Stat 411/511

Data Analysis 1

Due on canvas Nov 6th @ midnight

The grading rubric.

Some good examples from a previous year: example 1 example 2 example 3

The American Community Survey(ACS), is a large survey undertaken by the US Census Bureau in the years between decennial censuses. For this analysis project, you are given a subset of Public Use Micro Data sample for Oregon from 2013 that corresponds to households that contain opposite gender married couples (you may assume this is a simple random sample of such households in Oregon).

To get the data, with one row per household:

acs <- read.csv(url("http://stat511.cwick.co.nz/homeworks/acs_or.csv"))

You may find some steps easier with a reshaped dataset, that has one row for each person:

acs2 <- read.csv(url("http://stat511.cwick.co.nz/homeworks/acs_or2.csv"))

The variables I am providing are a subset of those available. You can find a summary of them below.

Your task is to use the tools we have covered so far to answer the following questions:

  • In households with no children, do husbands tend to be older than their wives? By how much?
  • Do households in houses built in the 1960s or earlier spend more on electricity, than those built in the 1970s or later? By how much? For this question, you’ll need to add a column to designate whether which category the house falls in: acs$old_house <- ifelse(acs$decade_built <= 1960, "1960's or earlier", "1970's or later")
  • (ST511 only) One other question, of your choosing, you could answer using this data and the tools we have learnt so far. You may subset as appropriate to answer your question.

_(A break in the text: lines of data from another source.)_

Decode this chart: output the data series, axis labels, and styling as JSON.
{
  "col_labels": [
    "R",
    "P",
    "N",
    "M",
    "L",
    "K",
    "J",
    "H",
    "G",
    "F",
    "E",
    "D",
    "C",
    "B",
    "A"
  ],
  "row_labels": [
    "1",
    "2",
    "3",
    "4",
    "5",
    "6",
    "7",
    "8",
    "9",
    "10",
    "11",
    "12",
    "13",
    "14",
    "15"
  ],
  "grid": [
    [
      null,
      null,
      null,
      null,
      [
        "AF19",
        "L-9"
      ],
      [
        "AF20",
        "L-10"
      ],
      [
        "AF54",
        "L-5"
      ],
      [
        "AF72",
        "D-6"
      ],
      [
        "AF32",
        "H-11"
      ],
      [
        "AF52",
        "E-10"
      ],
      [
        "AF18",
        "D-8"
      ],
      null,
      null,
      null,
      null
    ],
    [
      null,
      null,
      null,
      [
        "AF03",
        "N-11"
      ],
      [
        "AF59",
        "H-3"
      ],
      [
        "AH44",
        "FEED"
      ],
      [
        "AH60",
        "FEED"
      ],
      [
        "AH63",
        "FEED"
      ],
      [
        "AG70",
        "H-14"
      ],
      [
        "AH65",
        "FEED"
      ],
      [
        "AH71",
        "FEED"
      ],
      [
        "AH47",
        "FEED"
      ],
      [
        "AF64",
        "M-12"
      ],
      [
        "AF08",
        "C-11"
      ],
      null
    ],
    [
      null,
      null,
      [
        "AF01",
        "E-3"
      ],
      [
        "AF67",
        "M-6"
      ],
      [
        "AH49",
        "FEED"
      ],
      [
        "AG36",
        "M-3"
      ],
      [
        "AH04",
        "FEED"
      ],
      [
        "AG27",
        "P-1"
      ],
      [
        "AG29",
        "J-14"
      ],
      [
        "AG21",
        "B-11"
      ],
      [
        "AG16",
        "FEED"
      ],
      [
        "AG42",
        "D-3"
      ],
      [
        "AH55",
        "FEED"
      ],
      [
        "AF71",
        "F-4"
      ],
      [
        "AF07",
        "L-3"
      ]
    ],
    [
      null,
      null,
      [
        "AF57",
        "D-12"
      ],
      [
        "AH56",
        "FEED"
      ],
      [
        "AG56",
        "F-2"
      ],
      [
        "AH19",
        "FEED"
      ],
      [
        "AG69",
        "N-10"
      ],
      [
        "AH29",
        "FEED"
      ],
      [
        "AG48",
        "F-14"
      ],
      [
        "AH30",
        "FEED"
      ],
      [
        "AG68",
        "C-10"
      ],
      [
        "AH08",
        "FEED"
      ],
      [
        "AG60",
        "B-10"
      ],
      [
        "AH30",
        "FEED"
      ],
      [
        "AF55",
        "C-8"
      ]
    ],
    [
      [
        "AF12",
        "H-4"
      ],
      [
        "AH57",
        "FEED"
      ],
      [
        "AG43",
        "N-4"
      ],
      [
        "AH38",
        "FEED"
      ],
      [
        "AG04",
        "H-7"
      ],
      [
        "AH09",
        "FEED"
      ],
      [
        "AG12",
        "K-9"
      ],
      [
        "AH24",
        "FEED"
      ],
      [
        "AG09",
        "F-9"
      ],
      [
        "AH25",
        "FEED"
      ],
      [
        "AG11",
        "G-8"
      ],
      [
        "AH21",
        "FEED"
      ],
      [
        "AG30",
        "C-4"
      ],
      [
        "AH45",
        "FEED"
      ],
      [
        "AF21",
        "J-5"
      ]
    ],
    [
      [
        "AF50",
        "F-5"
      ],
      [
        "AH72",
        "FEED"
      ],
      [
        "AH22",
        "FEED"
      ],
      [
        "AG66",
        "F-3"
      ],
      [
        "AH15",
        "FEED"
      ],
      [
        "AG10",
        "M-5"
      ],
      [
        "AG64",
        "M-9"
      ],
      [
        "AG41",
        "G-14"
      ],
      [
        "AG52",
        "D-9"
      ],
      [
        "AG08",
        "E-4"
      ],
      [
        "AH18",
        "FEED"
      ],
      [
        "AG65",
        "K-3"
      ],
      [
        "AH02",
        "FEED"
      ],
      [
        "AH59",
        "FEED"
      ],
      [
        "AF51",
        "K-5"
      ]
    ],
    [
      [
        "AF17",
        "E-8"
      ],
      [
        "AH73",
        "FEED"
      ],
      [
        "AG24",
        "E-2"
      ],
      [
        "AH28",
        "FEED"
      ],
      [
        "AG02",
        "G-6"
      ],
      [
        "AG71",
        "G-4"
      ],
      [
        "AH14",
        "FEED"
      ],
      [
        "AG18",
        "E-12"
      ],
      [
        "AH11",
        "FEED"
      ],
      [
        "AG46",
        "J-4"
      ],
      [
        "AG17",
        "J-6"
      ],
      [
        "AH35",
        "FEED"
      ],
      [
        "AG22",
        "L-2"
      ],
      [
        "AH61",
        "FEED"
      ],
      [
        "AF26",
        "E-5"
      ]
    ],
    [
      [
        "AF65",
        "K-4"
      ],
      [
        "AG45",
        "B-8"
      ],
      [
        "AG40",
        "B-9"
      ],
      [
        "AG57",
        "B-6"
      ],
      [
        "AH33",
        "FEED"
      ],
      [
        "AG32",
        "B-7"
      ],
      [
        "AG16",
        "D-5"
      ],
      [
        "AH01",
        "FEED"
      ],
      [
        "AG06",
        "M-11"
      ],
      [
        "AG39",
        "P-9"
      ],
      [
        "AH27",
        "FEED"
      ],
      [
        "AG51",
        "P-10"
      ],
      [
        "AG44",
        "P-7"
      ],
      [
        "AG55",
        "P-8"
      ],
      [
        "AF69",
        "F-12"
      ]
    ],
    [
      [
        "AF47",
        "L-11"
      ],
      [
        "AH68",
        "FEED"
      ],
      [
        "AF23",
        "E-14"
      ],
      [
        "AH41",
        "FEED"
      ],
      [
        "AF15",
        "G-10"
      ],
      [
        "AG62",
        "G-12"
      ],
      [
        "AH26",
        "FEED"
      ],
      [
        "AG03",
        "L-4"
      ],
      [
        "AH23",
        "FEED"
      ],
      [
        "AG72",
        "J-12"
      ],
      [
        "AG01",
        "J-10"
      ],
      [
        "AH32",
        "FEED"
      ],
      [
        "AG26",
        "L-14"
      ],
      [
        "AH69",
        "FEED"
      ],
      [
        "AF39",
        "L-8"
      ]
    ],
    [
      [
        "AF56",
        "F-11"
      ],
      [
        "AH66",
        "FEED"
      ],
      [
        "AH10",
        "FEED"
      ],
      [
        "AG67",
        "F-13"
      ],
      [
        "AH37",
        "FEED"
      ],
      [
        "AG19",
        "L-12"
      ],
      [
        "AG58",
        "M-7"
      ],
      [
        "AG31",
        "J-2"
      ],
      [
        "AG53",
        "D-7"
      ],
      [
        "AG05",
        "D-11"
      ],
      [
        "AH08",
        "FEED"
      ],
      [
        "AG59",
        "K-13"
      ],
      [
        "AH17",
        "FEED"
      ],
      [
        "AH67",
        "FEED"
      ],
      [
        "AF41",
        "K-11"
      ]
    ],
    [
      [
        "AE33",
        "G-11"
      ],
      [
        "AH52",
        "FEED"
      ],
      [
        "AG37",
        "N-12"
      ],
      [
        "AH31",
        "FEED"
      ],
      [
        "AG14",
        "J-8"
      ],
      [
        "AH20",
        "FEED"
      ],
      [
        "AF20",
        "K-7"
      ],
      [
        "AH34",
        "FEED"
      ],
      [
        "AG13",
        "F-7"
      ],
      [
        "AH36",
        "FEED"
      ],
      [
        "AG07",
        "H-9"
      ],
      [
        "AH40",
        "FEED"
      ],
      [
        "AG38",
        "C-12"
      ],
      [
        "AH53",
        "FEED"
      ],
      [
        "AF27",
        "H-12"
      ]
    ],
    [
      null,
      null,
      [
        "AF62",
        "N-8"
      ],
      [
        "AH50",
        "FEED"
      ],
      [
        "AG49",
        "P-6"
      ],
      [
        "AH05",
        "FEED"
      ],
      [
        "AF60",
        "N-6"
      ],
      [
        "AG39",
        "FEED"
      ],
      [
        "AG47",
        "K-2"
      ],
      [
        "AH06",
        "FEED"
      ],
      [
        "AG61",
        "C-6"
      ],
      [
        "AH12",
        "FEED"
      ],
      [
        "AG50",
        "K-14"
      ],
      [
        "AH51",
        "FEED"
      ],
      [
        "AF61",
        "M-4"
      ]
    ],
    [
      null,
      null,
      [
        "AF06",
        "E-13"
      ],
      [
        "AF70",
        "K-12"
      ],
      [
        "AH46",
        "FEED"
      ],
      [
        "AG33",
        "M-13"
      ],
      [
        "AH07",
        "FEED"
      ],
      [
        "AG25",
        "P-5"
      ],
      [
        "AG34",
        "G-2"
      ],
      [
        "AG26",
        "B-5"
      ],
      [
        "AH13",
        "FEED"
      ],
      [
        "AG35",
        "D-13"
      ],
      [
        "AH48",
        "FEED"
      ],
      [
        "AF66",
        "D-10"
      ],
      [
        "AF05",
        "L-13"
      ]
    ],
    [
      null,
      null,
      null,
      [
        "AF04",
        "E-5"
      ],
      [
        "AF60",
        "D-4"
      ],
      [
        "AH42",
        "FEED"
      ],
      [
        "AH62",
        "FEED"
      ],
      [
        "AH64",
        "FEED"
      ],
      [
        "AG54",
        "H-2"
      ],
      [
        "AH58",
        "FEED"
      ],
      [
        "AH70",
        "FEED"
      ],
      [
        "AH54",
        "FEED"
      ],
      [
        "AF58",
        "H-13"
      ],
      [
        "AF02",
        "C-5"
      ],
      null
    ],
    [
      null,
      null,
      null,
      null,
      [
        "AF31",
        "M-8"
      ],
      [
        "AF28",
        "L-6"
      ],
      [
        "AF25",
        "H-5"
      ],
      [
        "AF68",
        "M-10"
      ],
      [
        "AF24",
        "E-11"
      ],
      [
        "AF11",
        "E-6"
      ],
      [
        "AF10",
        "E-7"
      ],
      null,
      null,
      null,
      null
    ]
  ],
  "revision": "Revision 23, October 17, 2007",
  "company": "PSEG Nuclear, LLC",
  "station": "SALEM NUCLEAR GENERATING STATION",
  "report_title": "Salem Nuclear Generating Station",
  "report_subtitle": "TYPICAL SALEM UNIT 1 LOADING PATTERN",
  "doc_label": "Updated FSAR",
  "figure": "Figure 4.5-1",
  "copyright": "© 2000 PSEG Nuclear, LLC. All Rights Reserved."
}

Your report should include the following sections:

  • Introduction Give a brief overview of the data, a little bit of background and the questions of interest. Keep this concise, understandable to someone outside of this class, free of statistical jargon and to the point. You should provide a summary graphic of the data involved and some basic summary statistics.

  • Methods Describe your reasoning for the procedures you have chosen to answer the questions. State the assumptions of the procedures, and show or describe why you think they are reasonable assumptions in this case (or why the test might be robust to violations of the assumptions). Explain any changes, transformations or other modifications you make to the data.

  • Summary Provide a brief non-technical summary of your findings that answers the questions of interest (like the statistical summaries we have been writing). Make sure you include some indication of the scope of inference (Can population inference be made? To what population? Can causal inference be made?)

Variables

acs_or

column name Variable
household A unique ID number for each household
age_husband Age in years of the husband
age_wife Age in years of the husband
income_husband Total annual income of the husband, can include wages, retirement, interest, social security, self employment income.
income_wife Total annual income of the wife, as above
bedrooms Number of bedrooms in the home
electricity Monthly cost of electricity
gas Monthly cost of gas
number_children The number of children in the home
internet Does the home have internet access?
mode The way the household took the survey
own Do the residents own with or without a mortgage or rent?
language The primary language spoken in the home
decade_built The decade the home was built

acs_or2

column name Variable
household A unique ID number for each household
person wife or husband in this household
age Age in years of person
income Total annual income of person, can include wages, retirement, interest, social security, self employment income.
bedrooms Number of bedrooms in the home
electricity Monthly cost of electricity
gas Monthly cost of gas
number_children The number of children in the home
internet Does the home have internet access?
mode The way the household took the survey
own Do the residents own with or without a mortgage or rent?
language The primary language spoken in the home
decade_built The decade the home was built